Blitz Bureau
SOUTH African President Cyril Ramaphosa named Mandisa Maya as the first female chief justice, effective on September 1, following consultations with the Judicial Service Commission. This is a significant milestone for the country, the presidency said in a statement. Maya, the current deputy chief justice, will replace Raymond Zondo, whose term ends on August 31.
Previous appointment
Maya, 60, previously served as the judge president of the Supreme Court of Appeal, the second-highest court in South Africa, before her promotion to the Constitutional Court.
She was the first Black woman to be appointed a judge of the Supreme Court of Appeal and the first woman to be appointed deputy president and then president of that court.

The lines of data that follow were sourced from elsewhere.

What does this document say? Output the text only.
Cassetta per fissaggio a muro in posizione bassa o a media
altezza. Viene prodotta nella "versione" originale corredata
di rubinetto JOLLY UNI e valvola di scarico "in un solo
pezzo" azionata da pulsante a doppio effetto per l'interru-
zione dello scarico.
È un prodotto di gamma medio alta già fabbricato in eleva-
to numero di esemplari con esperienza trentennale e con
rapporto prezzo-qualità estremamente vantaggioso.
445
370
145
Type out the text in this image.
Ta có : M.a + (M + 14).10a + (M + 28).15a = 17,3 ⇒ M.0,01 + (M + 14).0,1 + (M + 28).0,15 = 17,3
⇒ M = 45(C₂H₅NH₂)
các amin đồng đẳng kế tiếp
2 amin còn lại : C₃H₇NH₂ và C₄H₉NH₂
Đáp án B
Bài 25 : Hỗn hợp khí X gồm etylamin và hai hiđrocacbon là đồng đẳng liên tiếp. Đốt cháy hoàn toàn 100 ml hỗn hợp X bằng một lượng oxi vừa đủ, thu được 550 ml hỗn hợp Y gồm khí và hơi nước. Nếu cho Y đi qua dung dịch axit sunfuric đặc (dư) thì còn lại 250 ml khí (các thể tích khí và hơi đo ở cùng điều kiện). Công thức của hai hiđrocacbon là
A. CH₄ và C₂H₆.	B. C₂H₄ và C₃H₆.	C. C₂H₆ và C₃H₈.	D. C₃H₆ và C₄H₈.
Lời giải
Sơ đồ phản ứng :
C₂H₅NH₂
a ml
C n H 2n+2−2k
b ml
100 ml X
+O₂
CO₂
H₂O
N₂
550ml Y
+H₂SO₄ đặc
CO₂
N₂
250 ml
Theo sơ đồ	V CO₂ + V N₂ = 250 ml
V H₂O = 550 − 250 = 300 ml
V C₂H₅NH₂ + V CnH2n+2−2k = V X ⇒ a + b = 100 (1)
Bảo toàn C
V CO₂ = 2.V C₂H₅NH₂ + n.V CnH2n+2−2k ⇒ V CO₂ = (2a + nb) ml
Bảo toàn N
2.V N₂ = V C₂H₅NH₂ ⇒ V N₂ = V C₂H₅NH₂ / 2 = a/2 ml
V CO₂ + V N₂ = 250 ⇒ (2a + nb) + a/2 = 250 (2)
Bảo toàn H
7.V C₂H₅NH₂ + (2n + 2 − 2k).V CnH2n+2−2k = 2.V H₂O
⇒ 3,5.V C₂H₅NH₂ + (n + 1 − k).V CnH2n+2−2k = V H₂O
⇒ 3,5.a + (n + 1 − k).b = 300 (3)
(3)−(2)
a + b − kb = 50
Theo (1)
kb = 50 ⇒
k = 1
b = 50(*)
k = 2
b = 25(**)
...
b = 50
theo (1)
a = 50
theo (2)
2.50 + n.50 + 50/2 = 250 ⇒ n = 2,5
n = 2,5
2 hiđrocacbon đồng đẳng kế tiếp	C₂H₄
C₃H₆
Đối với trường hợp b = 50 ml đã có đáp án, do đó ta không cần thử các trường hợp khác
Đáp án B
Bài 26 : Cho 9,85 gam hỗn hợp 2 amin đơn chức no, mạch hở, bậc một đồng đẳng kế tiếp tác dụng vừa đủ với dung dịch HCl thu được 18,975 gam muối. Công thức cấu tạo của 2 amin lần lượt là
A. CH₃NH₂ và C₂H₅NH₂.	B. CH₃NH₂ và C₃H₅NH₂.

Ramaphosa nominated Maya for chief justice in February and she was interviewed by the Judicial Services Commission in May. The commission recommended her and noted her appointment. Maya grew up in a rural part of South Africa’s Eastern Cape province.
She won a Fulbright Scholarship in 1989 to do a Master’s in law at Duke University in the United States, an incredibly rare achievement for a young Black woman during the apartheid era of racial segregation in South Africa. She said in an interview in 2017 that initially she intended to study medicine but changed her mind on the first day she attended university in South Africa and switched to law after looking at a medical textbook.